Understand Price Impact, Slippage and Price Warnings
Jupiter offers several information signals to help users make informed trading decisions and protect themselves from potential losses. On this page, we will explain the difference between price impact, slippage, and price warning
Price Impact
Price Impact refers to the difference between the total value of the entry tokens swapped and the destination tokens obtained. It is influenced by the available liquidity to settle the trade, and the size of the trade can impact the price impact. Users can check the price impact and the minimum amount of destination tokens received on the Jupiter interface.
To reduce price impact, users can split trades into several smaller trades over time. Jupiter's smart routing system checks all available liquidity pools to find the optimal route that maximizes output tokens.
It's important to note that decentralized exchanges allow users to retain full custody of their tokens, and prices offered by different DEXs can vary. The spread, which is the price difference for a token at which it can be traded in one direction or the other of a given pair, is another factor to consider, especially in illiquid pairs where the spread can be significant.
Price Warning
Price Warning is an additional layer of protection implemented by Jupiter to alert users when the quoted price deviates from the reference price (in this case, CoinGecko's pricing).
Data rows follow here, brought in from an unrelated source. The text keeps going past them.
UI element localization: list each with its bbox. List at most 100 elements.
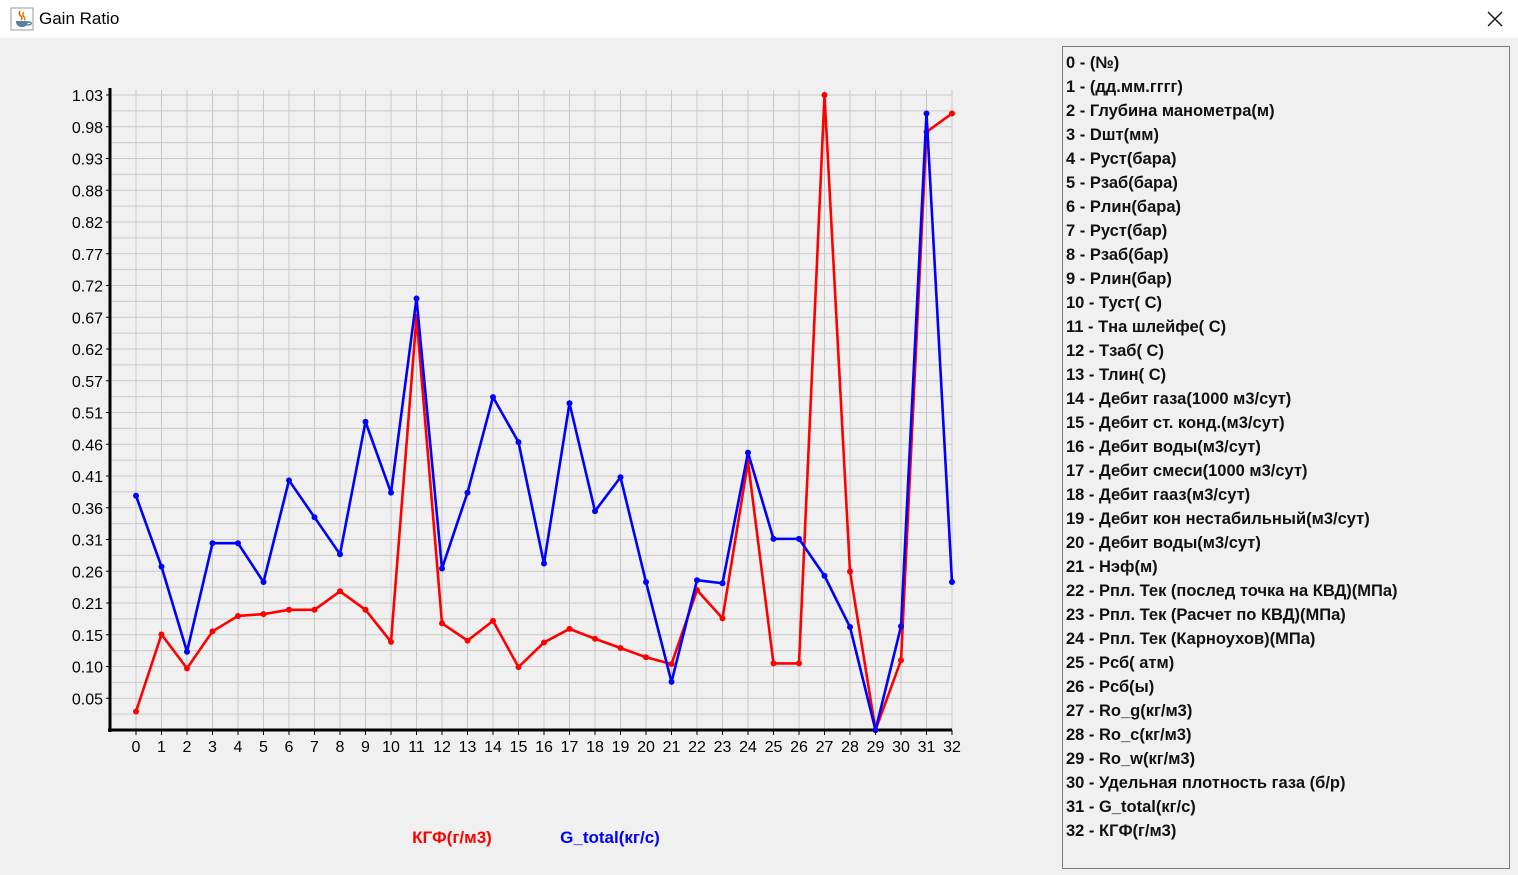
y-tick-label: 0.36 <box>72 501 103 518</box>
x-tick-label: 5 <box>259 739 268 756</box>
x-tick-label: 12 <box>433 739 451 756</box>
x-tick-label: 29 <box>867 739 885 756</box>
close-button[interactable] <box>1476 4 1514 34</box>
legend-list-item: 27 - Ro_g(кг/м3) <box>1066 702 1193 720</box>
data-point <box>617 645 624 652</box>
x-tick-label: 0 <box>132 739 141 756</box>
y-tick-label: 1.03 <box>72 88 103 105</box>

Price warnings can be caused by various external factors, and Jupiter adds an extra confirmation layer to prevent misclicks or human errors.
Slippage
Slippage occurs when market conditions change between transaction submission and verification. The slippage rate is an important setting to prevent users from receiving fewer tokens than expected. If the price falls below the slippage rate, the transaction fails.
Addition Safety Confirmation
When price impact or price deviation is too high, we have an additional modal asking you to confirm the trade.